As you can probably tell, I will replace anything that is going bad on this vehicle as is provides me the ability to pull stumps in my back yard, then go to town and buy groceries.
Now for my problem; on moist days, or it seems when started on a hill it loses power. Initially I would get a CE light indicating cyl3 missing so I replaced the cap/wires/rotor/plugs and power did pick up. Recently however, or a couple days after I revamped the ignition system I lost power so badly that the RPM dropped to about 300, and I had to tap the gas to get it any higher. If the gas pedal was held steady it would bog down and mildly backfire. Do keep in mind this is a VERY intermittent problem that occurs about once a week weekly and does not trigger any CE lights…PLEASE HELP AS I AM AT A LOSS
First of all, let me compliment you on an excellent, informative post.
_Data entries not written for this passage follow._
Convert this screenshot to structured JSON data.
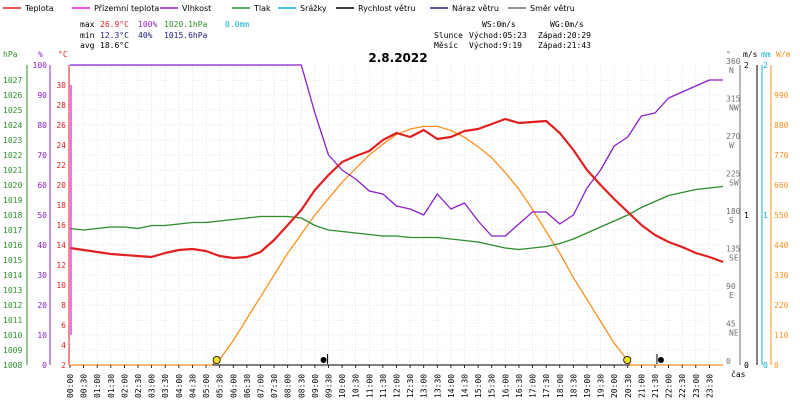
{
  "legend": [
    {
      "label": "Teplota",
      "color": "#e02020"
    },
    {
      "label": "Přízemní teplota",
      "color": "#e020e0"
    },
    {
      "label": "Vlhkost",
      "color": "#8a1ec8"
    },
    {
      "label": "Tlak",
      "color": "#2e8b2e"
    },
    {
      "label": "Srážky",
      "color": "#10b0d0"
    },
    {
      "label": "Rychlost větru",
      "color": "#000000"
    },
    {
      "label": "Náraz větru",
      "color": "#202080"
    },
    {
      "label": "Směr větru",
      "color": "#707070"
    }
  ],
  "stats": {
    "max": {
      "label": "max",
      "temp": "26.9°C",
      "hum": "100%",
      "press": "1020.1hPa",
      "rain": "0.0mm"
    },
    "min": {
      "label": "min",
      "temp": "12.3°C",
      "hum": "40%",
      "press": "1015.6hPa"
    },
    "avg": {
      "label": "avg",
      "temp": "18.6°C"
    }
  },
  "wind_info": {
    "ws": "WS:0m/s",
    "wg": "WG:0m/s"
  },
  "sun": {
    "label": "Slunce",
    "rise": "Východ:05:23",
    "set": "Západ:20:29"
  },
  "moon": {
    "label": "Měsíc",
    "rise": "Východ:9:19",
    "set": "Západ:21:43"
  },
  "date": "2.8.2022",
  "axis_units": {
    "hpa": "hPa",
    "pct": "%",
    "degc": "°C",
    "deg": "°",
    "ms": "m/s",
    "mm": "mm",
    "w": "W/m",
    "cas": "čas"
  },
  "chart_data": {
    "type": "line",
    "date": "2.8.2022",
    "x_unit": "hour",
    "xlim": [
      0,
      24
    ],
    "x_ticks": [
      "00:00",
      "00:30",
      "01:00",
      "01:30",
      "02:00",
      "02:30",
      "03:00",
      "03:30",
      "04:00",
      "04:30",
      "05:00",
      "05:30",
      "06:00",
      "06:30",
      "07:00",
      "07:30",
      "08:00",
      "08:30",
      "09:00",
      "09:30",
      "10:00",
      "10:30",
      "11:00",
      "11:30",
      "12:00",
      "12:30",
      "13:00",
      "13:30",
      "14:00",
      "14:30",
      "15:00",
      "15:30",
      "16:00",
      "16:30",
      "17:00",
      "17:30",
      "18:00",
      "18:30",
      "19:00",
      "19:30",
      "20:00",
      "20:30",
      "21:00",
      "21:30",
      "22:00",
      "22:30",
      "23:00",
      "23:30"
    ],
    "axes": {
      "pressure": {
        "unit": "hPa",
        "ylim": [
          1008,
          1028
        ],
        "ticks": [
          1008,
          1009,
          1010,
          1011,
          1012,
          1013,
          1014,
          1015,
          1016,
          1017,
          1018,
          1019,
          1020,
          1021,
          1022,
          1023,
          1024,
          1025,
          1026,
          1027
        ]
      },
      "humidity": {
        "unit": "%",
        "ylim": [
          0,
          100
        ],
        "ticks": [
          0,
          10,
          20,
          30,
          40,
          50,
          60,
          70,
          80,
          90,
          100
        ]
      },
      "temperature": {
        "unit": "°C",
        "ylim": [
          2,
          32
        ],
        "ticks": [
          2,
          4,
          6,
          8,
          10,
          12,
          14,
          16,
          18,
          20,
          22,
          24,
          26,
          28,
          30
        ]
      },
      "wind_direction": {
        "unit": "°",
        "ylim": [
          0,
          360
        ],
        "ticks": [
          0,
          45,
          90,
          135,
          180,
          225,
          270,
          315,
          360
        ],
        "tick_labels": [
          "",
          "NE",
          "E",
          "SE",
          "S",
          "SW",
          "W",
          "NW",
          "N"
        ]
      },
      "wind_speed": {
        "unit": "m/s",
        "ylim": [
          0,
          2
        ],
        "ticks": [
          0,
          1,
          2
        ],
        "tick_labels": [
          "0",
          "1",
          "2"
        ]
      },
      "rain": {
        "unit": "mm",
        "ylim": [
          0,
          2
        ],
        "ticks": [
          0,
          1,
          2
        ],
        "tick_labels": [
          "0",
          "1",
          "2"
        ]
      },
      "solar": {
        "unit": "W/m",
        "ylim": [
          0,
          1100
        ],
        "ticks": [
          0,
          110,
          220,
          330,
          440,
          550,
          660,
          770,
          880,
          990
        ]
      }
    },
    "series": [
      {
        "name": "Teplota",
        "axis": "temperature",
        "color": "#e02020",
        "x": [
          0,
          0.5,
          1,
          1.5,
          2,
          2.5,
          3,
          3.5,
          4,
          4.5,
          5,
          5.5,
          6,
          6.5,
          7,
          7.5,
          8,
          8.5,
          9,
          9.5,
          10,
          10.5,
          11,
          11.5,
          12,
          12.5,
          13,
          13.5,
          14,
          14.5,
          15,
          15.5,
          16,
          16.5,
          17,
          17.5,
          18,
          18.5,
          19,
          19.5,
          20,
          20.5,
          21,
          21.5,
          22,
          22.5,
          23,
          23.5,
          24
        ],
        "y": [
          13.7,
          13.5,
          13.3,
          13.1,
          13.0,
          12.9,
          12.8,
          13.2,
          13.5,
          13.6,
          13.4,
          12.9,
          12.7,
          12.8,
          13.3,
          14.5,
          16.0,
          17.5,
          19.5,
          21.0,
          22.3,
          22.9,
          23.4,
          24.5,
          25.2,
          24.8,
          25.5,
          24.6,
          24.8,
          25.4,
          25.6,
          26.1,
          26.6,
          26.2,
          26.3,
          26.4,
          25.2,
          23.5,
          21.5,
          20.0,
          18.6,
          17.3,
          16.0,
          15.0,
          14.3,
          13.8,
          13.2,
          12.8,
          12.3
        ]
      },
      {
        "name": "Vlhkost",
        "axis": "humidity",
        "color": "#8a1ec8",
        "x": [
          0,
          0.5,
          1,
          1.5,
          2,
          2.5,
          3,
          3.5,
          4,
          4.5,
          5,
          5.5,
          6,
          6.5,
          7,
          7.5,
          8,
          8.5,
          9,
          9.5,
          10,
          10.5,
          11,
          11.5,
          12,
          12.5,
          13,
          13.5,
          14,
          14.5,
          15,
          15.5,
          16,
          16.5,
          17,
          17.5,
          18,
          18.5,
          19,
          19.5,
          20,
          20.5,
          21,
          21.5,
          22,
          22.5,
          23,
          23.5,
          24
        ],
        "y": [
          100,
          100,
          100,
          100,
          100,
          100,
          100,
          100,
          100,
          100,
          100,
          100,
          100,
          100,
          100,
          100,
          100,
          100,
          84,
          70,
          65,
          62,
          58,
          57,
          53,
          52,
          50,
          57,
          52,
          54,
          48,
          43,
          43,
          47,
          51,
          51,
          47,
          50,
          59,
          65,
          73,
          76,
          83,
          84,
          89,
          91,
          93,
          95,
          95
        ]
      },
      {
        "name": "Tlak",
        "axis": "pressure",
        "color": "#2e8b2e",
        "x": [
          0,
          0.5,
          1,
          1.5,
          2,
          2.5,
          3,
          3.5,
          4,
          4.5,
          5,
          5.5,
          6,
          6.5,
          7,
          7.5,
          8,
          8.5,
          9,
          9.5,
          10,
          10.5,
          11,
          11.5,
          12,
          12.5,
          13,
          13.5,
          14,
          14.5,
          15,
          15.5,
          16,
          16.5,
          17,
          17.5,
          18,
          18.5,
          19,
          19.5,
          20,
          20.5,
          21,
          21.5,
          22,
          22.5,
          23,
          23.5,
          24
        ],
        "y": [
          1017.1,
          1017.0,
          1017.1,
          1017.2,
          1017.2,
          1017.1,
          1017.3,
          1017.3,
          1017.4,
          1017.5,
          1017.5,
          1017.6,
          1017.7,
          1017.8,
          1017.9,
          1017.9,
          1017.9,
          1017.8,
          1017.3,
          1017.0,
          1016.9,
          1016.8,
          1016.7,
          1016.6,
          1016.6,
          1016.5,
          1016.5,
          1016.5,
          1016.4,
          1016.3,
          1016.2,
          1016.0,
          1015.8,
          1015.7,
          1015.8,
          1015.9,
          1016.1,
          1016.4,
          1016.8,
          1017.2,
          1017.6,
          1018.0,
          1018.5,
          1018.9,
          1019.3,
          1019.5,
          1019.7,
          1019.8,
          1019.9
        ]
      },
      {
        "name": "solar",
        "axis": "solar",
        "color": "#ff9020",
        "x": [
          0,
          5.2,
          5.5,
          6,
          6.5,
          7,
          7.5,
          8,
          8.5,
          9,
          9.5,
          10,
          10.5,
          11,
          11.5,
          12,
          12.5,
          13,
          13.5,
          14,
          14.5,
          15,
          15.5,
          16,
          16.5,
          17,
          17.5,
          18,
          18.5,
          19,
          19.5,
          20,
          20.5,
          20.6,
          24
        ],
        "y": [
          0,
          0,
          20,
          90,
          170,
          250,
          330,
          410,
          480,
          550,
          610,
          670,
          720,
          770,
          810,
          845,
          865,
          875,
          875,
          860,
          835,
          800,
          760,
          705,
          645,
          570,
          490,
          410,
          320,
          240,
          160,
          80,
          15,
          0,
          0
        ]
      }
    ],
    "markers": [
      {
        "name": "sunrise",
        "x": 5.39,
        "color": "#f0e020"
      },
      {
        "name": "moonrise",
        "x": 9.32,
        "color": "#000000"
      },
      {
        "name": "sunset",
        "x": 20.48,
        "color": "#f0e020"
      },
      {
        "name": "moonset",
        "x": 21.72,
        "color": "#000000"
      }
    ]
  }
}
Too bad we don’t see more of them.
Two things come to mind after re-reading your post and those are:
1, you have replaced the throttle body with one of a larger intake capability ( I don’t know if it has any bearing on the air/fuel mix the computer recognizes or not) and:
2, You mentioned you ‘revamped’ the ignition system.
What did you do here?
Thank you!!!, I figure to get an informative response it would require a informative post.
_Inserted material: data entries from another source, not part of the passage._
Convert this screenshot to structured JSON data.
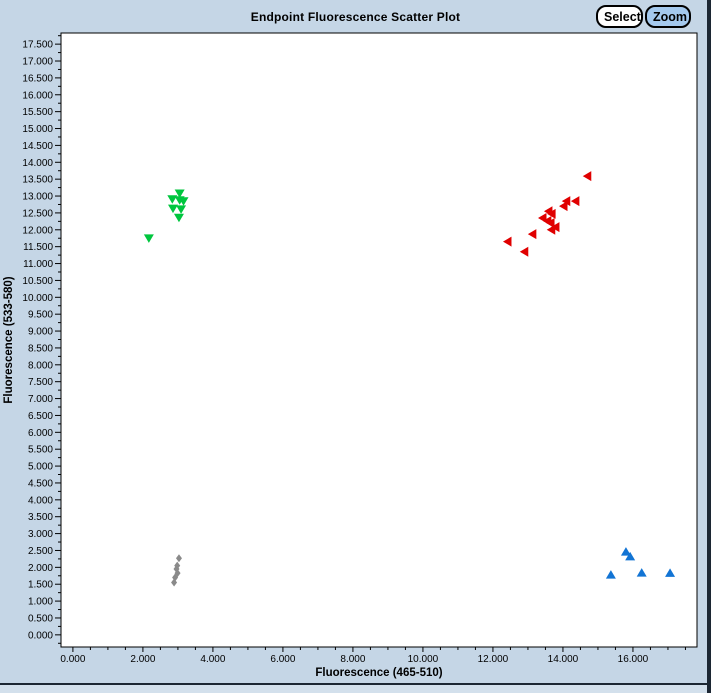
{
  "window": {
    "background": "#C5D6E6",
    "frame_border_color": "#1C2733",
    "bottom_strip_color": "#D3E0EC"
  },
  "header": {
    "title": "Endpoint Fluorescence Scatter Plot",
    "select_label": "Select",
    "zoom_label": "Zoom",
    "zoom_active_color": "#A4C9EE",
    "select_bg_color": "#FFFFFF"
  },
  "chart_data": {
    "type": "scatter",
    "title": "Endpoint Fluorescence Scatter Plot",
    "xlabel": "Fluorescence (465-510)",
    "ylabel": "Fluorescence (533-580)",
    "xlim": [
      -0.34,
      17.83
    ],
    "ylim": [
      -0.36,
      17.83
    ],
    "x_major_ticks": [
      0,
      2,
      4,
      6,
      8,
      10,
      12,
      14,
      16
    ],
    "y_major_ticks": [
      0,
      0.5,
      1,
      1.5,
      2,
      2.5,
      3,
      3.5,
      4,
      4.5,
      5,
      5.5,
      6,
      6.5,
      7,
      7.5,
      8,
      8.5,
      9,
      9.5,
      10,
      10.5,
      11,
      11.5,
      12,
      12.5,
      13,
      13.5,
      14,
      14.5,
      15,
      15.5,
      16,
      16.5,
      17,
      17.5
    ],
    "x_minor_step": 0.5,
    "y_minor_step": 0.25,
    "tick_decimals": 3,
    "grid": false,
    "legend": "none",
    "plot_bg": "#FFFFFF",
    "axis_color": "#000000",
    "series": [
      {
        "name": "green-cluster",
        "marker": "triangle-down",
        "color": "#00C63E",
        "points": [
          [
            3.05,
            13.09
          ],
          [
            2.84,
            12.92
          ],
          [
            3.05,
            12.89
          ],
          [
            3.16,
            12.86
          ],
          [
            2.86,
            12.64
          ],
          [
            3.09,
            12.62
          ],
          [
            3.03,
            12.37
          ],
          [
            2.17,
            11.76
          ]
        ]
      },
      {
        "name": "red-cluster",
        "marker": "triangle-left",
        "color": "#E00000",
        "points": [
          [
            14.71,
            13.59
          ],
          [
            14.37,
            12.85
          ],
          [
            14.11,
            12.85
          ],
          [
            14.03,
            12.7
          ],
          [
            13.6,
            12.55
          ],
          [
            13.69,
            12.47
          ],
          [
            13.43,
            12.35
          ],
          [
            13.57,
            12.26
          ],
          [
            13.66,
            12.2
          ],
          [
            13.68,
            12.0
          ],
          [
            13.8,
            12.08
          ],
          [
            13.14,
            11.87
          ],
          [
            12.43,
            11.65
          ],
          [
            12.91,
            11.35
          ]
        ]
      },
      {
        "name": "blue-cluster",
        "marker": "triangle-up",
        "color": "#1274D4",
        "points": [
          [
            15.8,
            2.45
          ],
          [
            15.92,
            2.31
          ],
          [
            15.37,
            1.77
          ],
          [
            16.25,
            1.83
          ],
          [
            17.06,
            1.82
          ]
        ]
      },
      {
        "name": "gray-cluster",
        "marker": "diamond",
        "color": "#8A8A8A",
        "points": [
          [
            3.03,
            2.27
          ],
          [
            2.98,
            2.05
          ],
          [
            2.96,
            1.95
          ],
          [
            2.99,
            1.83
          ],
          [
            2.92,
            1.7
          ],
          [
            2.89,
            1.55
          ]
        ]
      }
    ]
  }
}
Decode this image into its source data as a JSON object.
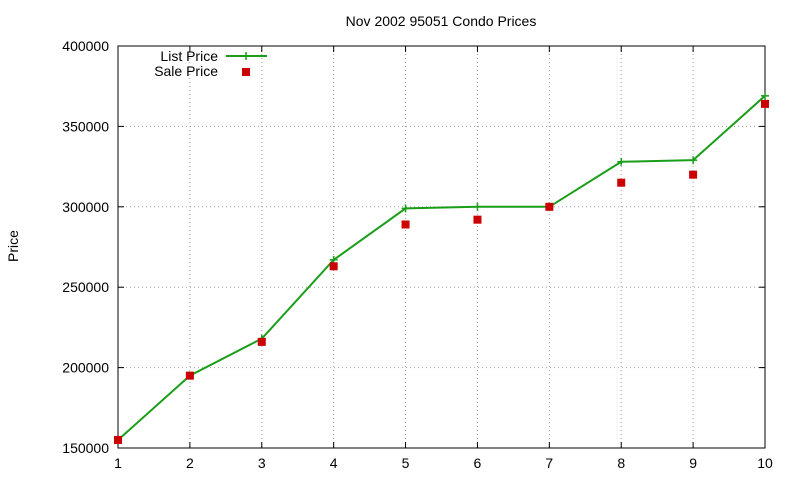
{
  "chart_data": {
    "type": "line",
    "title": "Nov 2002 95051 Condo Prices",
    "xlabel": "",
    "ylabel": "Price",
    "xlim": [
      1,
      10
    ],
    "ylim": [
      150000,
      400000
    ],
    "x_ticks": [
      1,
      2,
      3,
      4,
      5,
      6,
      7,
      8,
      9,
      10
    ],
    "y_ticks": [
      150000,
      200000,
      250000,
      300000,
      350000,
      400000
    ],
    "grid": true,
    "legend_position": "top-left",
    "x": [
      1,
      2,
      3,
      4,
      5,
      6,
      7,
      8,
      9,
      10
    ],
    "series": [
      {
        "name": "List Price",
        "style": "line-with-plus-markers",
        "color": "#1a9e1a",
        "values": [
          155000,
          195000,
          218000,
          267000,
          299000,
          300000,
          300000,
          328000,
          329000,
          369000
        ]
      },
      {
        "name": "Sale Price",
        "style": "square-markers",
        "color": "#cc0000",
        "values": [
          155000,
          195000,
          216000,
          263000,
          289000,
          292000,
          300000,
          315000,
          320000,
          364000
        ]
      }
    ]
  }
}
Yes, revamped. I replaced all the typical ignition components that are typically serviced in a tune up. OE plugs, Bosch wires, Cap and Rotor, dielectric greased all connections including the harness connections to the distributer and coil. All of this was in response to the problem. It did help a bit on everyday driveability, as I found some rust on the coil output.
The TB replacement was more of a performance modification, I reused the TPS/Map and Idle air motor off the 2.5 TB. It is a common upgrade and from what I have read should not cause the symptoms described, especially considering the intermittent issues
Let me add that in reading other posts that this is a common problem, and others describe what is happening to me as bucking and popping when the symptoms are occurring.
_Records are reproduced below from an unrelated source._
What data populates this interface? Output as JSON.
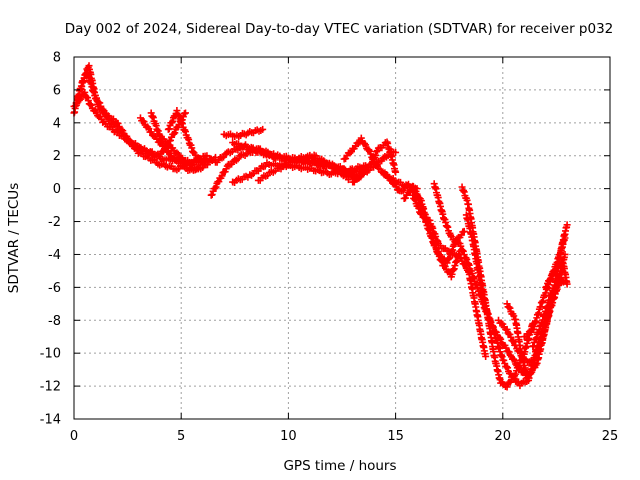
{
  "chart_data": {
    "type": "scatter",
    "title": "Day 002 of 2024, Sidereal Day-to-day VTEC variation (SDTVAR) for receiver p032",
    "xlabel": "GPS time / hours",
    "ylabel": "SDTVAR / TECUs",
    "xlim": [
      0,
      25
    ],
    "ylim": [
      -14,
      8
    ],
    "xticks": [
      0,
      5,
      10,
      15,
      20,
      25
    ],
    "yticks": [
      -14,
      -12,
      -10,
      -8,
      -6,
      -4,
      -2,
      0,
      2,
      4,
      6,
      8
    ],
    "grid": true,
    "marker": "+",
    "color": "#ff0000",
    "tracks": [
      [
        [
          0.0,
          4.6
        ],
        [
          0.3,
          6.0
        ],
        [
          0.6,
          7.2
        ],
        [
          0.8,
          6.3
        ],
        [
          1.2,
          4.8
        ],
        [
          2.0,
          4.0
        ],
        [
          2.6,
          2.8
        ],
        [
          3.4,
          2.2
        ],
        [
          4.2,
          1.8
        ],
        [
          5.0,
          1.7
        ],
        [
          5.8,
          1.6
        ],
        [
          6.4,
          1.8
        ]
      ],
      [
        [
          0.1,
          5.2
        ],
        [
          0.4,
          6.5
        ],
        [
          0.7,
          7.4
        ],
        [
          1.0,
          5.6
        ],
        [
          1.6,
          4.2
        ],
        [
          2.4,
          3.2
        ],
        [
          3.0,
          2.2
        ],
        [
          4.0,
          1.5
        ],
        [
          4.8,
          1.2
        ],
        [
          5.5,
          1.6
        ],
        [
          6.2,
          2.0
        ]
      ],
      [
        [
          0.0,
          5.0
        ],
        [
          0.5,
          5.8
        ],
        [
          0.8,
          5.0
        ],
        [
          1.4,
          4.0
        ],
        [
          2.2,
          3.2
        ],
        [
          3.2,
          2.4
        ],
        [
          4.0,
          2.0
        ],
        [
          4.5,
          3.0
        ],
        [
          5.2,
          4.6
        ]
      ],
      [
        [
          3.1,
          4.3
        ],
        [
          3.6,
          3.4
        ],
        [
          4.2,
          2.5
        ],
        [
          4.8,
          1.6
        ],
        [
          5.4,
          1.1
        ],
        [
          6.0,
          1.3
        ],
        [
          6.6,
          1.9
        ]
      ],
      [
        [
          3.6,
          4.6
        ],
        [
          4.0,
          3.2
        ],
        [
          4.6,
          2.4
        ],
        [
          5.2,
          1.6
        ],
        [
          5.8,
          1.2
        ]
      ],
      [
        [
          4.4,
          3.6
        ],
        [
          4.8,
          4.7
        ],
        [
          5.2,
          3.4
        ],
        [
          5.6,
          2.1
        ],
        [
          6.0,
          1.6
        ]
      ],
      [
        [
          6.4,
          -0.4
        ],
        [
          6.8,
          0.6
        ],
        [
          7.2,
          1.4
        ],
        [
          7.8,
          2.0
        ],
        [
          8.6,
          2.4
        ],
        [
          9.4,
          2.0
        ],
        [
          10.4,
          1.8
        ],
        [
          11.4,
          1.5
        ],
        [
          12.4,
          1.2
        ],
        [
          13.0,
          1.0
        ]
      ],
      [
        [
          6.6,
          1.6
        ],
        [
          7.2,
          2.2
        ],
        [
          8.0,
          2.6
        ],
        [
          8.8,
          2.2
        ],
        [
          9.6,
          1.8
        ],
        [
          10.6,
          1.6
        ],
        [
          11.6,
          1.6
        ],
        [
          12.6,
          1.2
        ]
      ],
      [
        [
          7.0,
          3.3
        ],
        [
          7.6,
          3.2
        ],
        [
          8.2,
          3.4
        ],
        [
          8.8,
          3.6
        ]
      ],
      [
        [
          7.4,
          2.8
        ],
        [
          8.4,
          2.3
        ],
        [
          9.2,
          2.0
        ],
        [
          10.2,
          1.8
        ],
        [
          11.2,
          2.0
        ],
        [
          12.0,
          1.4
        ],
        [
          12.8,
          0.6
        ],
        [
          13.4,
          1.2
        ]
      ],
      [
        [
          7.4,
          0.4
        ],
        [
          8.2,
          0.8
        ],
        [
          9.0,
          1.5
        ],
        [
          10.0,
          1.4
        ],
        [
          11.0,
          1.2
        ],
        [
          12.0,
          0.9
        ],
        [
          12.8,
          1.1
        ],
        [
          13.6,
          1.4
        ]
      ],
      [
        [
          8.6,
          0.5
        ],
        [
          9.2,
          1.0
        ],
        [
          10.2,
          1.6
        ],
        [
          11.0,
          1.9
        ],
        [
          11.6,
          1.4
        ]
      ],
      [
        [
          12.6,
          1.8
        ],
        [
          13.0,
          2.4
        ],
        [
          13.4,
          3.0
        ],
        [
          13.8,
          2.2
        ],
        [
          14.2,
          1.2
        ],
        [
          14.8,
          0.6
        ],
        [
          15.4,
          0.2
        ],
        [
          16.0,
          0.0
        ]
      ],
      [
        [
          12.8,
          1.0
        ],
        [
          13.2,
          0.6
        ],
        [
          13.8,
          1.4
        ],
        [
          14.2,
          2.4
        ],
        [
          14.6,
          2.8
        ],
        [
          14.8,
          2.0
        ],
        [
          15.0,
          1.0
        ]
      ],
      [
        [
          13.0,
          0.4
        ],
        [
          13.6,
          1.0
        ],
        [
          14.2,
          1.6
        ],
        [
          14.8,
          2.2
        ],
        [
          15.0,
          2.2
        ]
      ],
      [
        [
          14.4,
          1.0
        ],
        [
          14.8,
          0.5
        ],
        [
          15.2,
          -0.2
        ],
        [
          15.6,
          0.2
        ],
        [
          16.0,
          -0.4
        ],
        [
          16.4,
          -2.0
        ],
        [
          16.8,
          -3.4
        ],
        [
          17.2,
          -4.6
        ],
        [
          17.6,
          -5.3
        ],
        [
          18.0,
          -3.8
        ]
      ],
      [
        [
          15.4,
          -0.6
        ],
        [
          15.8,
          0.1
        ],
        [
          16.2,
          -0.8
        ],
        [
          16.6,
          -2.6
        ],
        [
          17.0,
          -4.0
        ],
        [
          17.4,
          -4.5
        ],
        [
          17.8,
          -3.2
        ],
        [
          18.2,
          -2.6
        ]
      ],
      [
        [
          15.8,
          -0.4
        ],
        [
          16.2,
          -1.6
        ],
        [
          16.6,
          -2.0
        ],
        [
          17.0,
          -3.4
        ],
        [
          17.4,
          -3.8
        ],
        [
          18.0,
          -4.2
        ],
        [
          18.4,
          -5.0
        ],
        [
          18.8,
          -7.6
        ],
        [
          19.0,
          -9.0
        ],
        [
          19.2,
          -10.2
        ]
      ],
      [
        [
          16.8,
          0.3
        ],
        [
          17.2,
          -1.6
        ],
        [
          17.6,
          -3.0
        ],
        [
          18.0,
          -3.4
        ],
        [
          18.4,
          -4.6
        ],
        [
          18.8,
          -6.0
        ],
        [
          19.2,
          -7.4
        ],
        [
          19.6,
          -8.6
        ],
        [
          20.0,
          -9.4
        ],
        [
          20.4,
          -10.2
        ],
        [
          20.8,
          -11.0
        ],
        [
          21.2,
          -11.5
        ]
      ],
      [
        [
          18.1,
          0.1
        ],
        [
          18.4,
          -1.0
        ],
        [
          18.8,
          -4.0
        ],
        [
          19.2,
          -7.0
        ],
        [
          19.6,
          -10.2
        ],
        [
          19.9,
          -11.8
        ],
        [
          20.2,
          -12.0
        ],
        [
          20.6,
          -11.2
        ],
        [
          21.0,
          -10.0
        ],
        [
          21.4,
          -8.2
        ]
      ],
      [
        [
          18.3,
          -1.6
        ],
        [
          18.6,
          -3.2
        ],
        [
          18.9,
          -5.4
        ],
        [
          19.2,
          -7.2
        ],
        [
          19.6,
          -8.8
        ],
        [
          20.0,
          -10.4
        ],
        [
          20.4,
          -11.4
        ],
        [
          20.8,
          -11.9
        ],
        [
          21.2,
          -11.6
        ],
        [
          21.6,
          -9.6
        ],
        [
          22.0,
          -8.0
        ],
        [
          22.4,
          -6.4
        ],
        [
          22.8,
          -5.0
        ]
      ],
      [
        [
          19.8,
          -8.0
        ],
        [
          20.2,
          -8.6
        ],
        [
          20.6,
          -9.6
        ],
        [
          21.0,
          -10.4
        ],
        [
          21.4,
          -10.6
        ],
        [
          21.8,
          -9.4
        ],
        [
          22.2,
          -7.4
        ],
        [
          22.6,
          -5.8
        ],
        [
          22.9,
          -5.6
        ]
      ],
      [
        [
          20.2,
          -7.0
        ],
        [
          20.6,
          -8.0
        ],
        [
          20.8,
          -9.6
        ],
        [
          21.0,
          -10.8
        ],
        [
          21.2,
          -11.4
        ],
        [
          21.6,
          -10.6
        ],
        [
          22.0,
          -8.4
        ],
        [
          22.4,
          -6.0
        ],
        [
          22.8,
          -3.2
        ],
        [
          23.0,
          -2.2
        ]
      ],
      [
        [
          21.0,
          -9.0
        ],
        [
          21.4,
          -8.6
        ],
        [
          21.8,
          -7.0
        ],
        [
          22.2,
          -5.6
        ],
        [
          22.6,
          -4.2
        ],
        [
          22.9,
          -3.0
        ]
      ],
      [
        [
          21.4,
          -9.6
        ],
        [
          21.8,
          -8.2
        ],
        [
          22.2,
          -6.6
        ],
        [
          22.6,
          -5.4
        ],
        [
          22.9,
          -4.0
        ]
      ],
      [
        [
          22.0,
          -6.0
        ],
        [
          22.4,
          -5.0
        ],
        [
          22.8,
          -4.4
        ],
        [
          23.0,
          -5.8
        ]
      ]
    ]
  }
}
From what I have read, it is the Crankshaft position sensor, timing or coil. Timing is probably not an issue as it’s controlled by the ECM, that leaves the other two.
SOLUTION:
I believe I have found a solution and I’m posting to help others here with at least a possibility. It seems as though it was my upstream oxygen sensor. Apparently the O2 wires got nicked upon install and years of road salt and water managed to break down enough of the wire to prevent the O2 heater from fully engaging. This cause the o2 sensor to give an erroneous reading in the transition time from the ECM managed circuit to the external reading circuit during warm up periods. It would also explain the problems during wet periods as well as the wires were shorting enough to cause a running issue but not a check engine light.
Others experiencing this issue should also look at the connector to ensure no corrosion.